Alicia held up a drawing of an eagle on a white background beneath an arc of six red stars.
“The Aroostook War lasted from 1838-1839. It was mostly a peaceful war. The only injured people were two British soldiers who came between a mother bear and her cubs in the woods. After the war ended, the Webster-Ashburton Treaty set the boundaries in 1842. Today, Madawaska covers parts of Maine, Québec and New Brunswick. In Mi’kmaq, "Madawaska" means ‘place of porcupines’ because so many porcupines live here. Most people in Madawaska speak French. Madawaska culture includes writers, weavers, woodworkers and musicians, especially violin-players. They eat têtes-de-violon, which are baby ferns, and buckwheat crepes called ‘ploies.’ The main religion is Catholicism and the main industries are lumber, paper mills, wind power and potato farming.”

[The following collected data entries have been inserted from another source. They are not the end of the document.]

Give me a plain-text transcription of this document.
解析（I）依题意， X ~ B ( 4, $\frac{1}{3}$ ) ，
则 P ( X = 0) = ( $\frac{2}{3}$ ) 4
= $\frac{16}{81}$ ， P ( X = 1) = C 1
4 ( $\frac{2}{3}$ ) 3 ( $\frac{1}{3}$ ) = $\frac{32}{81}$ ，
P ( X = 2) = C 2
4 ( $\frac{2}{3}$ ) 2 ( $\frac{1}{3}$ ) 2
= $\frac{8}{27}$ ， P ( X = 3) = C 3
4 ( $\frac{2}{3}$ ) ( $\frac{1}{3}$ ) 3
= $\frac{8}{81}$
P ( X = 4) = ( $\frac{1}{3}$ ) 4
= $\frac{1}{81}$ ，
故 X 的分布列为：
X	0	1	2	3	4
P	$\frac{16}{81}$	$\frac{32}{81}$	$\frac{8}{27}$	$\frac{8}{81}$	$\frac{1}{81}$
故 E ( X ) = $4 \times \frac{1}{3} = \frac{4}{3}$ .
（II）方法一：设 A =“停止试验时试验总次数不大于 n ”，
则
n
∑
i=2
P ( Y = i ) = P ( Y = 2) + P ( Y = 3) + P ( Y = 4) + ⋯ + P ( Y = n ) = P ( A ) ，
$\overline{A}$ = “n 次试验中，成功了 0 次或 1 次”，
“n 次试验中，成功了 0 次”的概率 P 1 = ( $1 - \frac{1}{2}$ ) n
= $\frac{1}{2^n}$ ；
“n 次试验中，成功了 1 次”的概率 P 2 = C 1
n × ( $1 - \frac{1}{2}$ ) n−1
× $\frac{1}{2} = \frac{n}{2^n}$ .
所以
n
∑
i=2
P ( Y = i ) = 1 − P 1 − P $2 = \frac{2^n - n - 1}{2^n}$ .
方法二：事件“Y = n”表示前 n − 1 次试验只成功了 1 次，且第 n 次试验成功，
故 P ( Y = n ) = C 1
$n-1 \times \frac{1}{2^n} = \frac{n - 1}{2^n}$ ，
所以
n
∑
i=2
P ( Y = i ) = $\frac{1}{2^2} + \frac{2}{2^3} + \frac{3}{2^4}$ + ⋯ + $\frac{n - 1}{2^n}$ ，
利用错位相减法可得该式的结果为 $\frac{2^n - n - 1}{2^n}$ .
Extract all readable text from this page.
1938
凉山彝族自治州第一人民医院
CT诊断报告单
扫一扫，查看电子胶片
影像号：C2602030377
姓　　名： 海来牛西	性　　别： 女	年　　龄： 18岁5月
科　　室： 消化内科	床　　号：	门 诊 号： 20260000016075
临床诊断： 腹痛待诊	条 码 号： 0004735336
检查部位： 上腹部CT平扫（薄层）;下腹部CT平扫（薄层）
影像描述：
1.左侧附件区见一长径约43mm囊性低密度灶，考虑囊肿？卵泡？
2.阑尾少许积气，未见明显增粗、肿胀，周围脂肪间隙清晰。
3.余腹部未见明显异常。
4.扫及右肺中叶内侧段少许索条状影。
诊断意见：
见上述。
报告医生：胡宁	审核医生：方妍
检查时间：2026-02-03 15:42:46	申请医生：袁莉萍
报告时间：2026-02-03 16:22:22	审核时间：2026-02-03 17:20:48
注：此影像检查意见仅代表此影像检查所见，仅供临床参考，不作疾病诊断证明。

Alicia put her notes away. “There are two main borders to the US,” she told the class: “North and South. Along the Northeast border, the majority speak French and pick potatoes. Along the Southwest border, the majority speak Spanish and pick lettuce. Armand and I both came from families of pickers. We both grew up in big Catholic families that didn’t have money and didn’t speak English. What’s different is that some people don’t know Madawaska is real. My mom and I sometimes get yelled at for speaking Spanish, but at least no one says there’s no such thing as Mexico.”
Alicia sat down, and then she added: “One more thing. The last name ‘Roy’ is common in Madawaska, but if you have “le” in your name like LeRoy, it means you might be from royalty. I did some research and traced the LeRoy family back to Charlemagne, King of France.”
The classroom was silent until Cindy Beltran turned to Armand and asked: “So you really are a Prince?”
“Now, now! No more of that!” Madame Brigitte waved, her eyebrow arched. “Everybody knows that a true prince doesn’t brag,” she added with a nod to Armand, whose cheeks flushed royal pink and whose somber face, Alicia thought, melted into the most regal of smiles.